Side Note: Once the general Map k v is implemented, Elm will also have sets. It turns out that Map k () is equivalent to Set k, so very little extra work needs to go into a working set implementation.

 

Type System Improvements

The visible changes to the type system are as follows:

  • Type error messages now give better context.
  • Elm now supports super-types. Unfortunately you cannot define them yourself yet. The internal stuff added for this should make it possible to add typeclasses in a future release. The most important super-type is probably the “Comparable” super-type which allows the comparision of any values of type {Int,Float,Char,String}. This makes it possible to make Map and Set libraries.

 

Ints and Floats

Elm’s parser now handles decimal numbers. I had put this off because it required super-types or typeclasses to be implemented in a sensible way. This is no problem now that Elm has super-types (and the internal machinery for typeclasses).

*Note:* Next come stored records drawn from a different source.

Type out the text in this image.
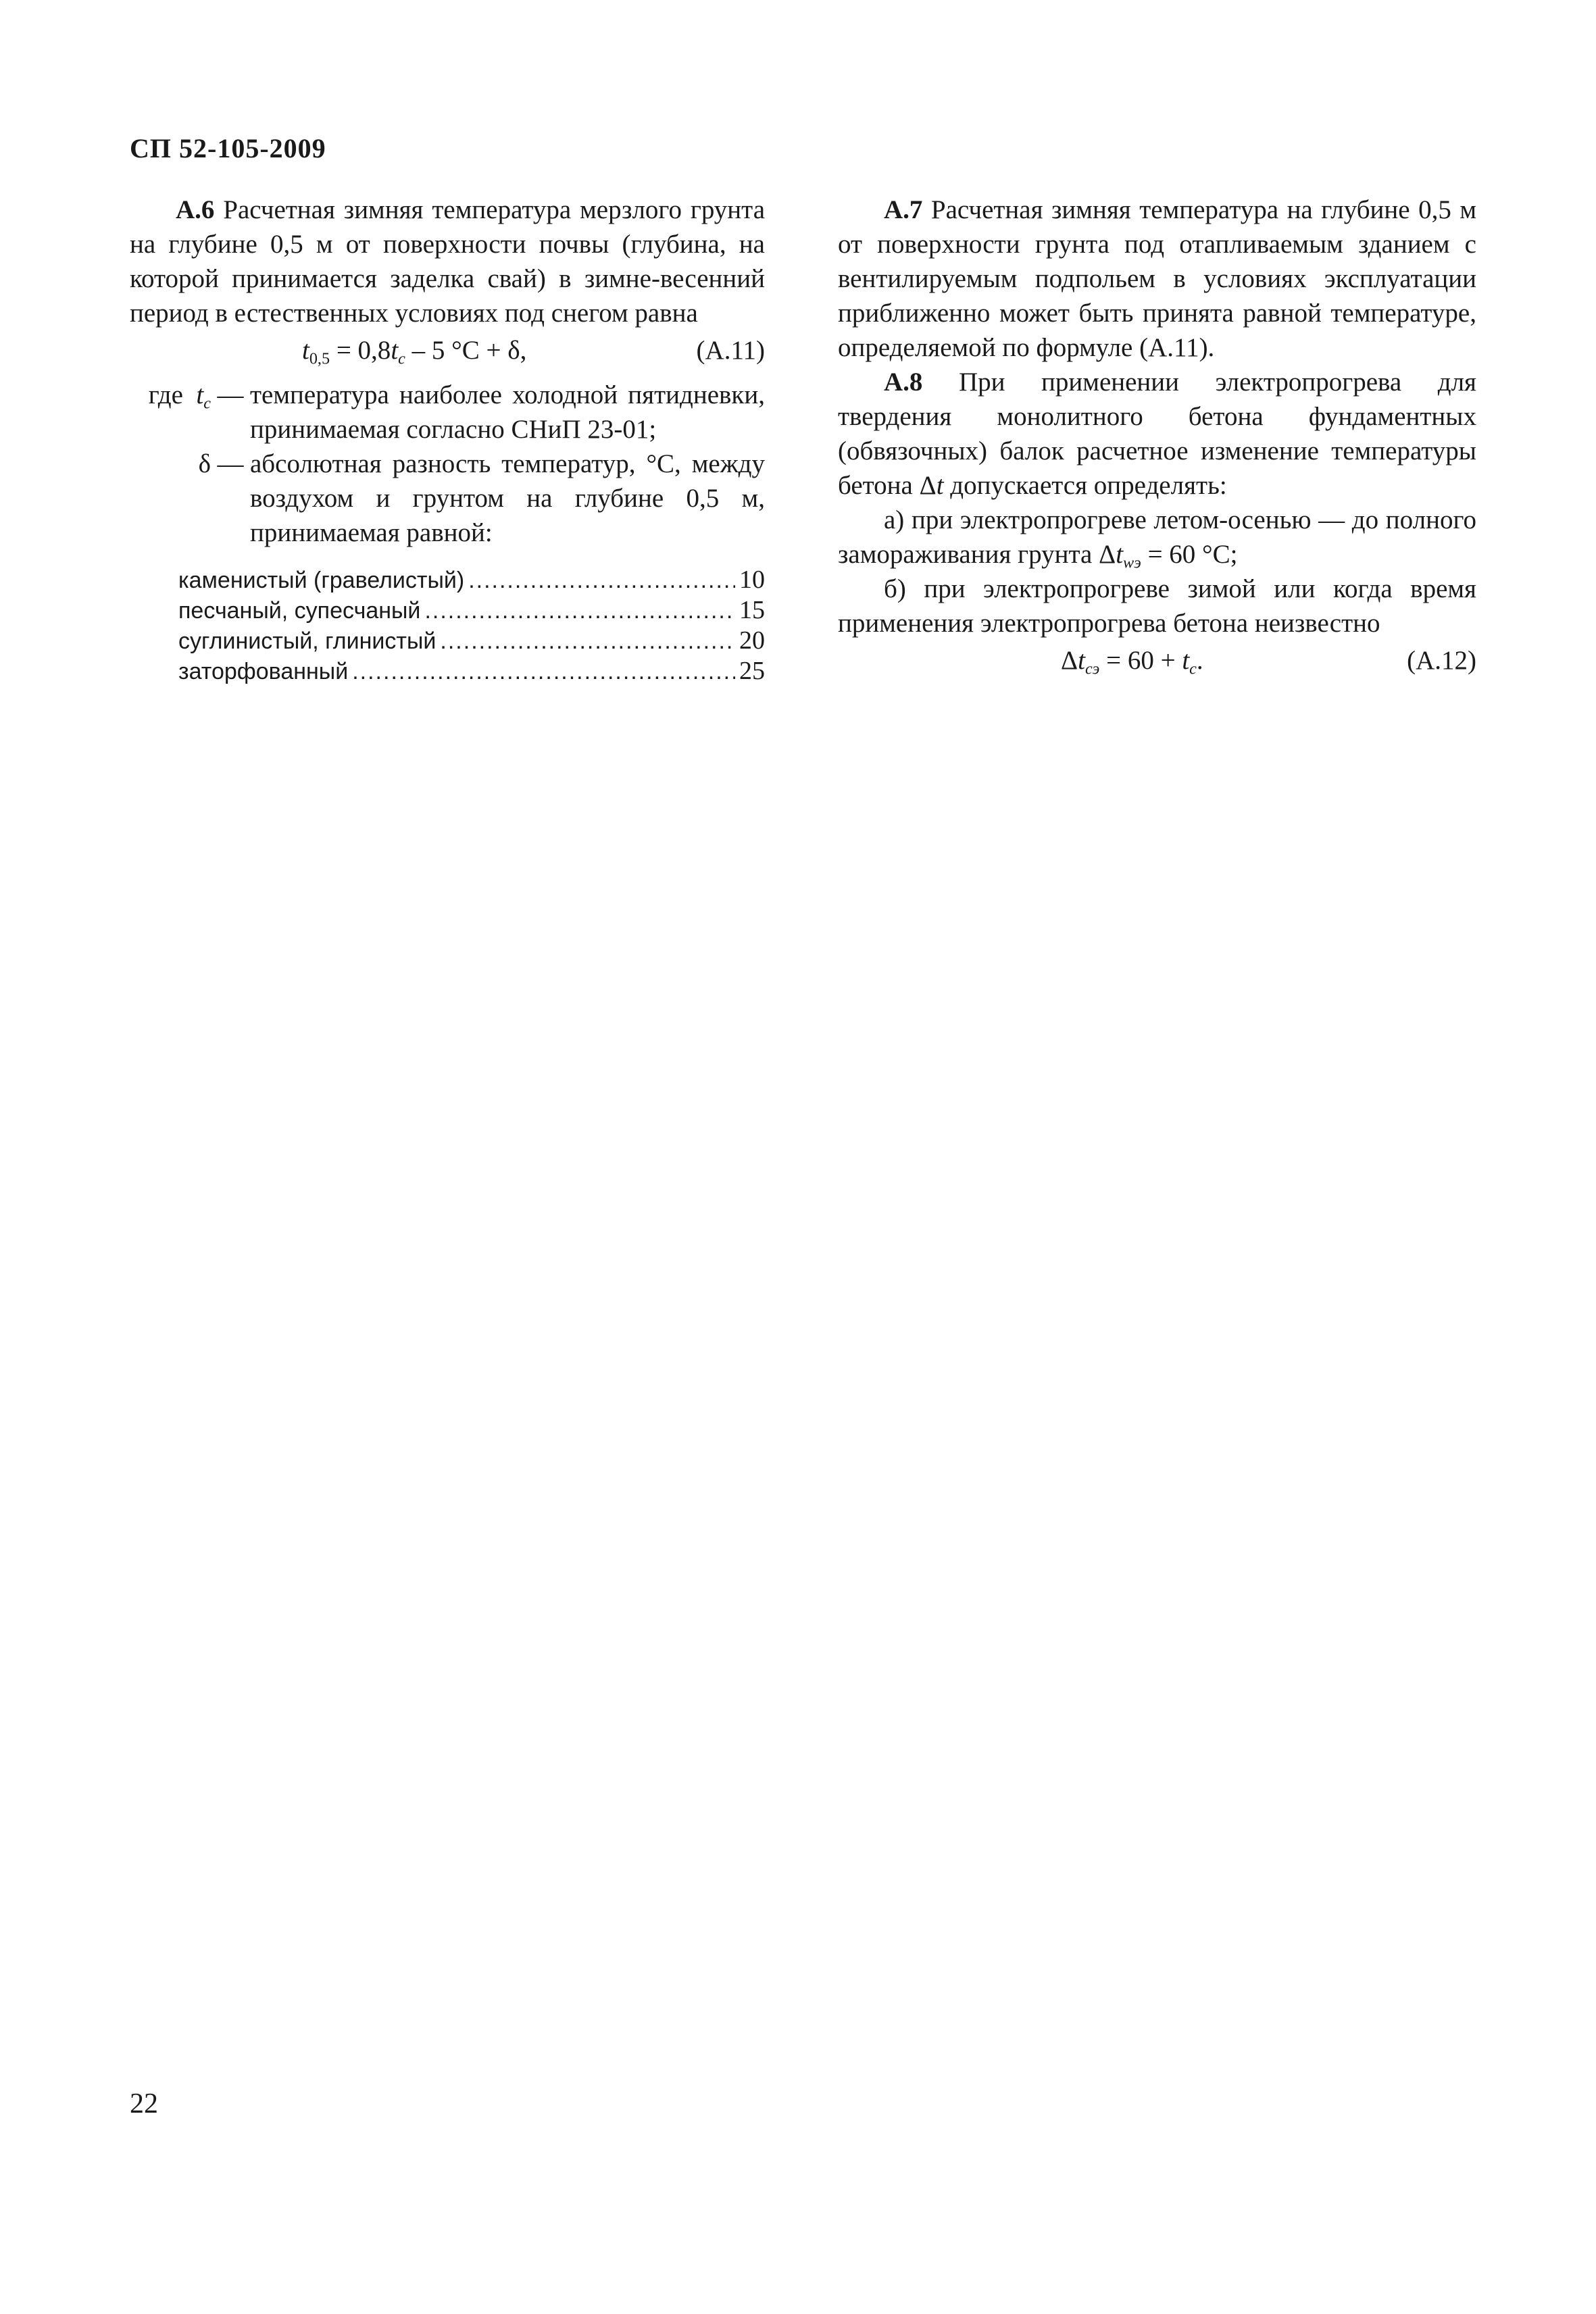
СП 52-105-2009

А.6 Расчетная зимняя температура мерзлого грунта на глубине 0,5 м от поверхности почвы (глубина, на которой принимается заделка свай) в зимне-весенний период в естественных условиях под снегом равна

$t_{0,5} = 0,8t_c - 5$ °С + δ,	(А.11)
где $t_c$ — температура наиболее холодной пятидневки, принимаемая согласно СНиП 23-01;
δ — абсолютная разность температур, °С, между воздухом и грунтом на глубине 0,5 м, принимаемая равной:
каменистый (гравелистый) .....	10
песчаный, супесчаный .....	15
суглинистый, глинистый .....	20
заторфованный .....	25

А.7 Расчетная зимняя температура на глубине 0,5 м от поверхности грунта под отапливаемым зданием с вентилируемым подпольем в условиях эксплуатации приближенно может быть принята равной температуре, определяемой по формуле (А.11).

А.8 При применении электропрогрева для твердения монолитного бетона фундаментных (обвязочных) балок расчетное изменение температуры бетона Δt допускается определять:

а) при электропрогреве летом-осенью — до полного замораживания грунта $\Delta t_{wэ} = 60$ °С;

б) при электропрогреве зимой или когда время применения электропрогрева бетона неизвестно

$\Delta t_{cэ} = 60 + t_c$.	(А.12)
22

To be parsed correctly, decimal numbers must have a number before the decimal point (much like Haskell).

Possible Problems

Part of adding decimal numbers is a move towards more sensible types for numbers. The type system distinguishes between Ints and Floats instead of just calling everything a Number. For instance, 42 is a type in {Int,Float}, and its concrete type is determined based on how it is used.

The trouble arises because there is now a need to distinguish between division and integer division. Rather than using the same operator for both, I have chosen to use (/) for division and div for integer division (same as Haskell and SML, similar to OCaml).

Unfortunately, this may cause errors in code that was previously correct. I believe any broken code can pass type checking by replacing all uses of (/) with `div`. In some cases you may want normal division. To help with this, new functions have been added to convert between ints and floats:

  • truncate, round, floor, ceiling :: Float -> Int
  • toFloat :: Int -> Float

While I was adding these functions I figured it couldn’t hurt to add a couple other useful ones:

  • (^) :: Number -> Number -> Number where every part has the same type (all integers or all floats).
  • e :: Float

I think the main issues will come from functions like size :: Int -> Int -> Element -> Element and width :: Int -> Element -> Element which require integer arguments. I have found that code that uses collage is likely to have issues as well. Otherwise, it has not been an enormous problem in my experience.

I apologize for any pain this causes, but I think it is for the best. If you are having problems getting something working because of this, please email the list about it!

 

Minor Improvements and Bug Fixes

  • Foreign import/export statements no longer have to preceed all other variable and datatype definitions. They can be mixed in, making things a bit more readable/natural.
  • toText now properly escapes strings, so you cannot sneak HTML in through strings. This also means newlines are actually respected!
  • Correct castJSTupleToTupleNwhich was totally broken.
  • foldr1took the leftmost element as the base case instead of the rightmost.
  • Fix minor display issue in latest version of Chrome.
  • Fix behavior of [ lo .. hi ] syntax (now [4..0] == [], not [0]).